A fourth issue is that even with non-economic indicators, a technocratic bias remains that presents a number of difficulties that tend to get overlooked. For instance, quantitative measures still dominate in assessments of urban life. Very understandable reasons exist for this bias, of course, including the fact that policymakers need readily accessible comparative data to make informed decisions. The preoccupation with quantitative measures, however, typically leads to the fallacy of “knowing through numbers.” The reliance upon available, mostly quantitative data gives explanatory priority to what is generally quite general, abstract information based on aggregates, which often obscure local realities. For example, keying off of national averages rather than local distributions can mask inequalities of various kinds or mistake the relationship of things that are generally poorly correlated with one another. And this is to say nothing of the ways this tendency obscures their own built-in normative assumptions. The overall result is that many of these measures, while quite useful in specified and delimited ways, remain quite superficial and unreliable as indicators of the overall health and well-being of actual people and places. This fact adds urgency to management expert Peter Drucker’s old adage, “What gets measured, gets managed.” To which we might add, what doesn't get measured too often gets ignored.

Finally, the deficiencies found in the standard approaches often reinforce the obsession with performance and status competition among cities. In the words of one group of researchers interested in promoting sustainability: “Reporting on sustainability indices and livability metrics can potentially enhance the reflexivity of the urban planning process, but there is a galloping tendency to treat the issue of how to improve one’s ‘city ranking’ on a hierarchical table as more important than the sustainability issues themselves.” According to these same researchers, moreover, “The presentation and uses of such lists and rankings often do more to emphasize the inequalities between cities than they do to serve as tools for local communities.”[4] The power of vested interests, the short-sightedness of narrow-gauged expertise, and the illusion of knowledge and wisdom that comes with statistical data all contribute to these shortcomings.

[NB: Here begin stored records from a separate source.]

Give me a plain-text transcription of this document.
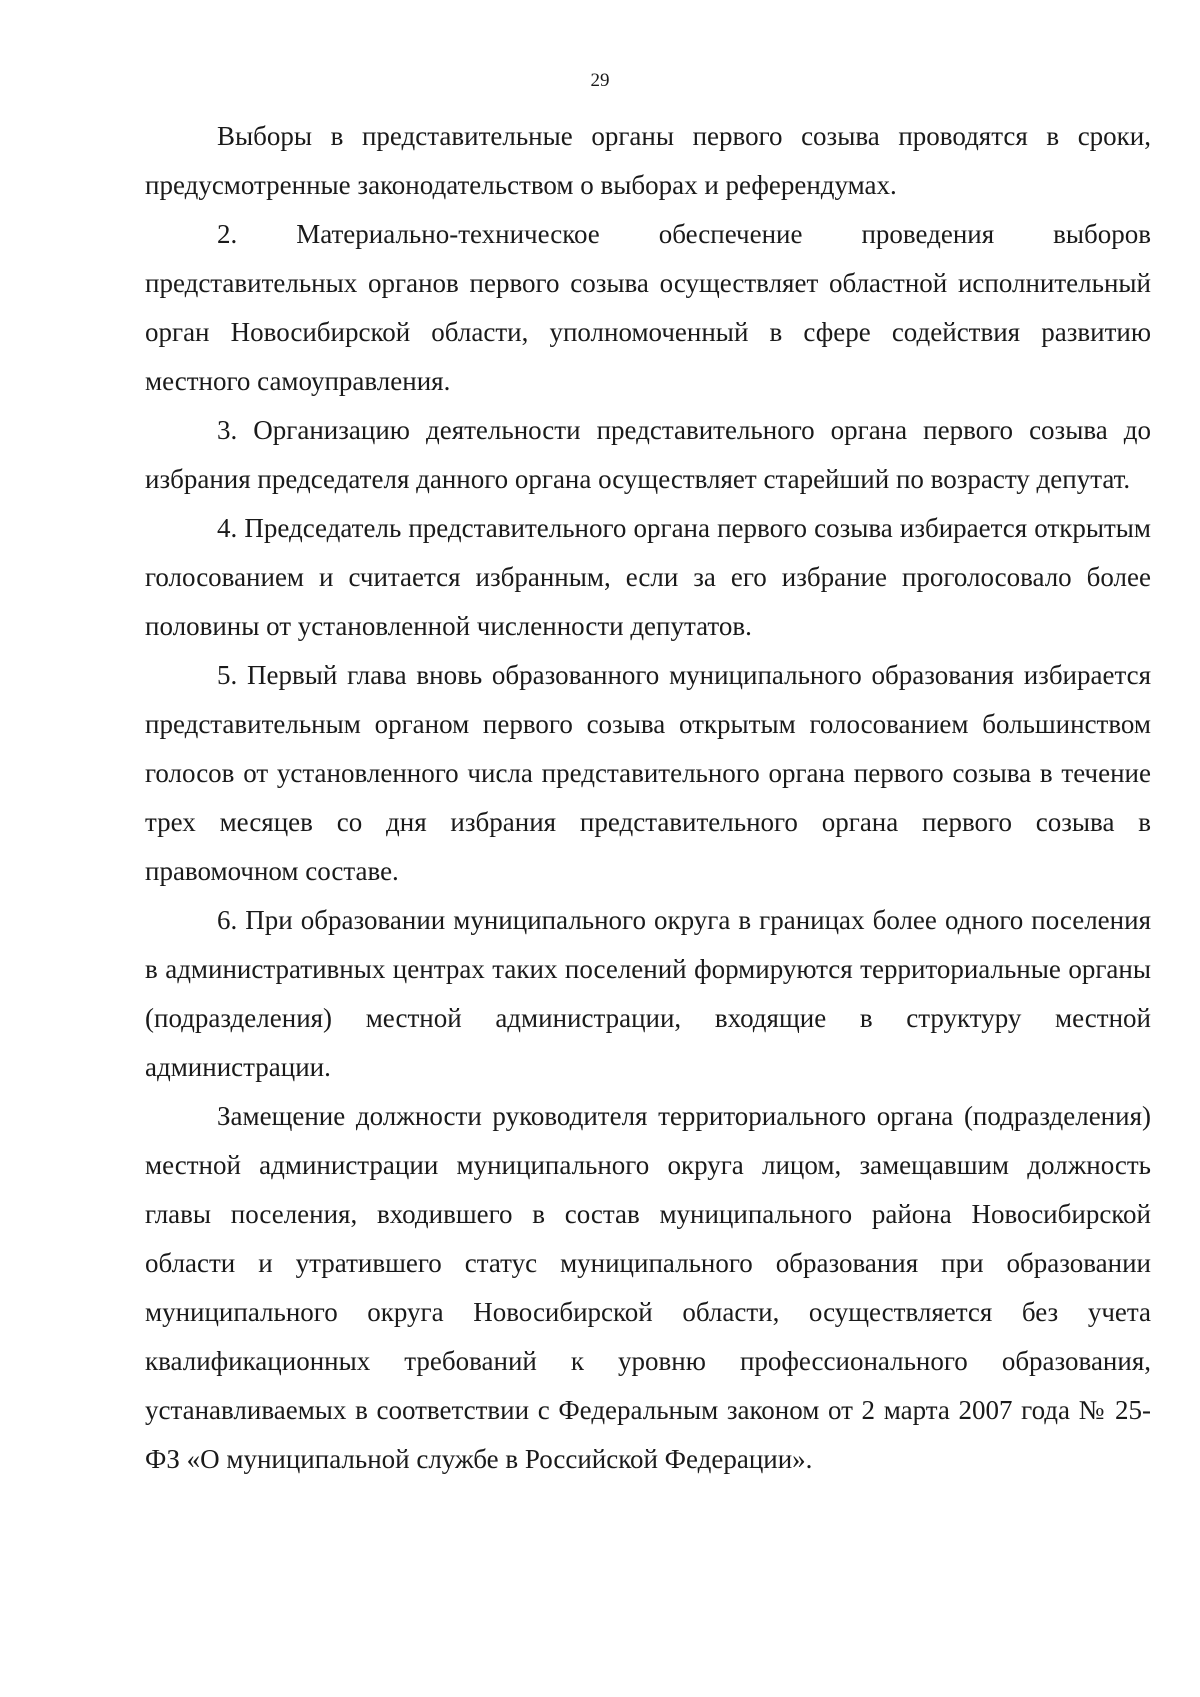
29

Выборы в представительные органы первого созыва проводятся в сроки, предусмотренные законодательством о выборах и референдумах.

2. Материально-техническое обеспечение проведения выборов представительных органов первого созыва осуществляет областной исполнительный орган Новосибирской области, уполномоченный в сфере содействия развитию местного самоуправления.

3. Организацию деятельности представительного органа первого созыва до избрания председателя данного органа осуществляет старейший по возрасту депутат.

4. Председатель представительного органа первого созыва избирается открытым голосованием и считается избранным, если за его избрание проголосовало более половины от установленной численности депутатов.

5. Первый глава вновь образованного муниципального образования избирается представительным органом первого созыва открытым голосованием большинством голосов от установленного числа представительного органа первого созыва в течение трех месяцев со дня избрания представительного органа первого созыва в правомочном составе.

6. При образовании муниципального округа в границах более одного поселения в административных центрах таких поселений формируются территориальные органы (подразделения) местной администрации, входящие в структуру местной администрации.

Замещение должности руководителя территориального органа (подразделения) местной администрации муниципального округа лицом, замещавшим должность главы поселения, входившего в состав муниципального района Новосибирской области и утратившего статус муниципального образования при образовании муниципального округа Новосибирской области, осуществляется без учета квалификационных требований к уровню профессионального образования, устанавливаемых в соответствии с Федеральным законом от 2 марта 2007 года № 25-ФЗ «О муниципальной службе в Российской Федерации».
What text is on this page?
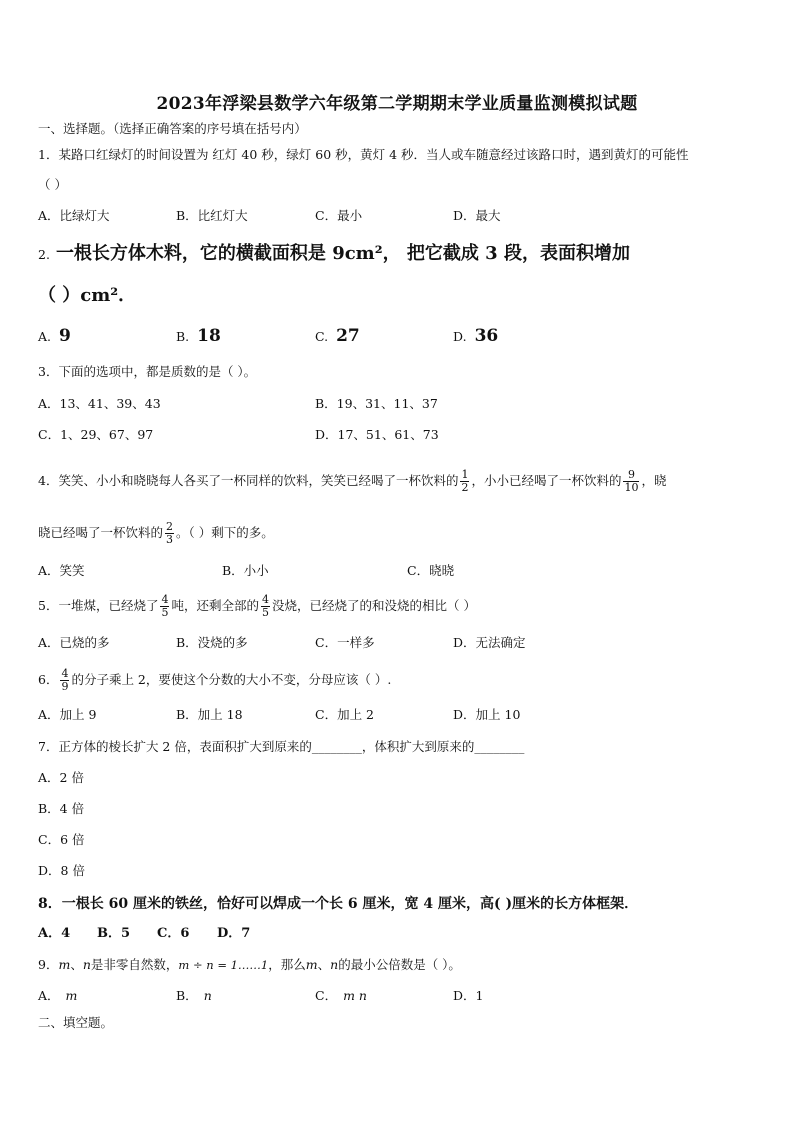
2023年浮梁县数学六年级第二学期期末学业质量监测模拟试题
一、选择题。（选择正确答案的序号填在括号内）
1．某路口红绿灯的时间设置为 红灯 40 秒，绿灯 60 秒，黄灯 4 秒．当人或车随意经过该路口时，遇到黄灯的可能性
（ ）
A．比绿灯大	B．比红灯大	C．最小	D．最大
2. 一根长方体木料，它的横截面积是 9cm²， 把它截成 3 段，表面积增加
（ ）cm²．
A. 9	B. 18	C. 27	D. 36
3．下面的选项中，都是质数的是（ ）。
A．13、41、39、43	B．19、31、11、37
C．1、29、67、97	D．17、51、61、73
4．笑笑、小小和晓晓每人各买了一杯同样的饮料，笑笑已经喝了一杯饮料的 $\frac{1}{2}$ ，小小已经喝了一杯饮料的 $\frac{9}{10}$ ，晓
晓已经喝了一杯饮料的 $\frac{2}{3}$ 。（ ）剩下的多。
A．笑笑	B．小小	C．晓晓
5．一堆煤，已经烧了 $\frac{4}{5}$ 吨，还剩全部的 $\frac{4}{5}$ 没烧，已经烧了的和没烧的相比（ ）
A．已烧的多	B．没烧的多	C．一样多	D．无法确定
6． $\frac{4}{9}$ 的分子乘上 2，要使这个分数的大小不变，分母应该（ ）.
A．加上 9	B．加上 18	C．加上 2	D．加上 10
7．正方体的棱长扩大 2 倍，表面积扩大到原来的________，体积扩大到原来的________
A．2 倍
B．4 倍
C．6 倍
D．8 倍
8．一根长 60 厘米的铁丝，恰好可以焊成一个长 6 厘米，宽 4 厘米，高( )厘米的长方体框架．
A．4 B．5 C．6 D．7
9．m、n是非零自然数，m ÷ n = 1……1，那么m、n的最小公倍数是（ ）。
A． m	B． n	C． m n	D．1
二、填空题。
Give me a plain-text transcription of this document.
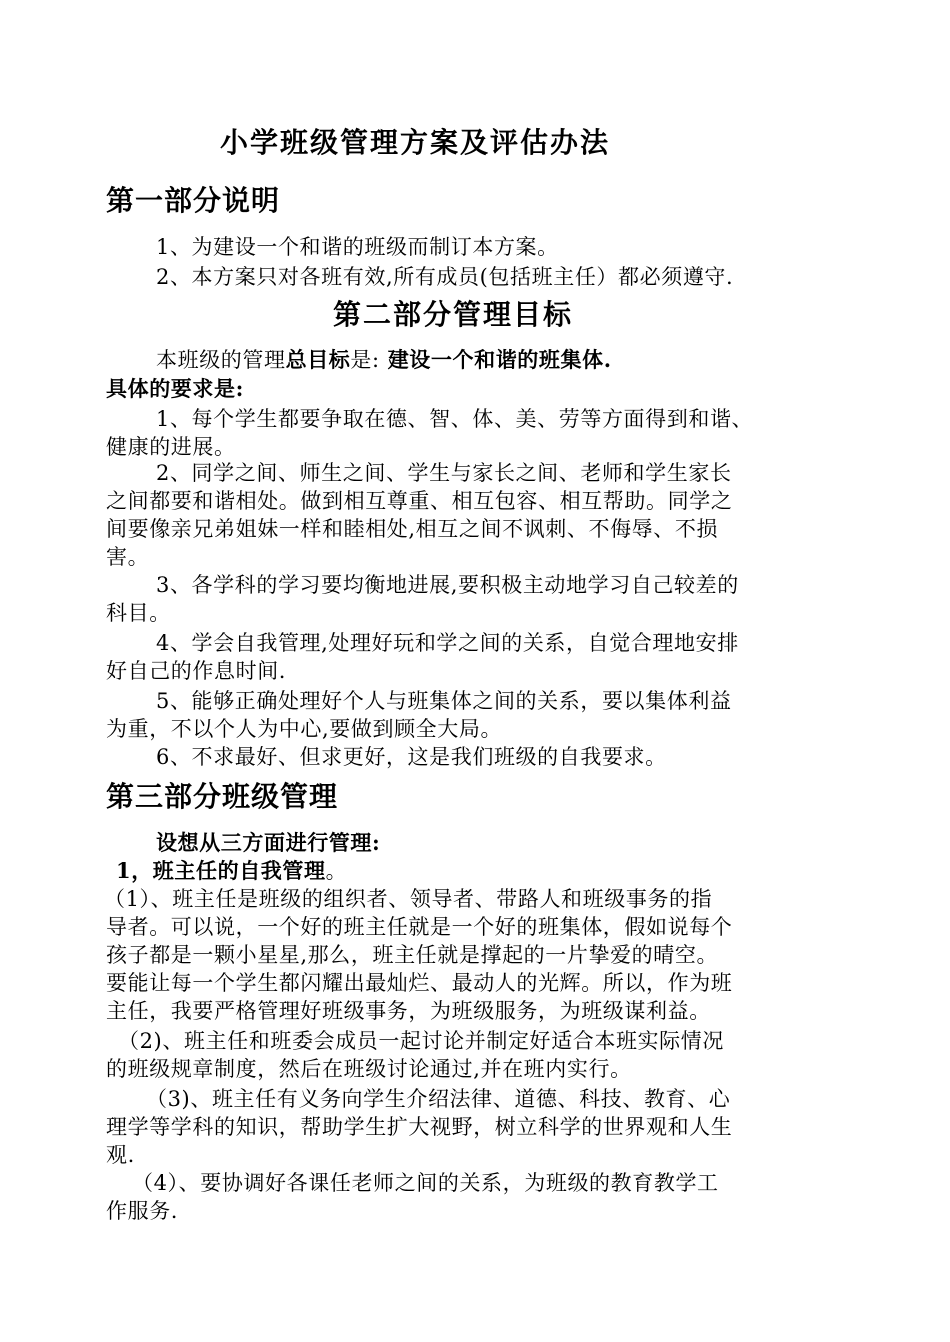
小学班级管理方案及评估办法
第一部分说明
1、为建设一个和谐的班级而制订本方案。
2、本方案只对各班有效,所有成员(包括班主任）都必须遵守.
第二部分管理目标
本班级的管理总目标是: 建设一个和谐的班集体.
具体的要求是:
1、每个学生都要争取在德、智、体、美、劳等方面得到和谐、
健康的进展。
2、同学之间、师生之间、学生与家长之间、老师和学生家长
之间都要和谐相处。做到相互尊重、相互包容、相互帮助。同学之
间要像亲兄弟姐妹一样和睦相处,相互之间不讽刺、不侮辱、不损
害。
3、各学科的学习要均衡地进展,要积极主动地学习自己较差的
科目。
4、学会自我管理,处理好玩和学之间的关系，自觉合理地安排
好自己的作息时间.
5、能够正确处理好个人与班集体之间的关系，要以集体利益
为重，不以个人为中心,要做到顾全大局。
6、不求最好、但求更好，这是我们班级的自我要求。
第三部分班级管理
设想从三方面进行管理:
1，班主任的自我管理。
（1）、班主任是班级的组织者、领导者、带路人和班级事务的指
导者。可以说，一个好的班主任就是一个好的班集体，假如说每个
孩子都是一颗小星星,那么，班主任就是撑起的一片挚爱的晴空。
要能让每一个学生都闪耀出最灿烂、最动人的光辉。所以，作为班
主任，我要严格管理好班级事务，为班级服务，为班级谋利益。
（2)、班主任和班委会成员一起讨论并制定好适合本班实际情况
的班级规章制度，然后在班级讨论通过,并在班内实行。
（3)、班主任有义务向学生介绍法律、道德、科技、教育、心
理学等学科的知识，帮助学生扩大视野，树立科学的世界观和人生
观.
（4）、要协调好各课任老师之间的关系，为班级的教育教学工
作服务.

And yet there is a deeper and more abiding problem that we need to address. Underlying each of these all too common defects is a fundamental, and therefore fateful, misunderstanding of the very nature of cities and thus of what it takes to measure their health and well-being. That misunderstanding will be addressed in the next post.


[1]This idea is most commonly associated with the urban thinker Richard Florida.

[2] The Mercer Quality of Living Survey and the Economist Intelligence unit offer two prominent comparative “livabilityrankings.

[3] It is significant that the authors of metrics that appear completely non-economic still cannot avoid justifying their metrics in economic terms. Richard Florida’s 2011 Global Creativity Index report, to cite just one well-known example, spends an entire section (section 2) explaining how his creativity indices correlate to other indices, primary among these economic productivity, competitiveness, and entrepreneurship. What appears at first to be a completely non-economic metric turns out to be, in reality, a more clever way to understand and predict performance according to economic metrics.

[4] Paul James and Andy Scerri, ‘Auditing Cities through Circles of Sustainability’, in Mark Amen, Noah J. Toly, Patricia L. Carney and Klaus Segbers, eds. Cities and Global Governance (Ashgate, Farnham, 2011), 112.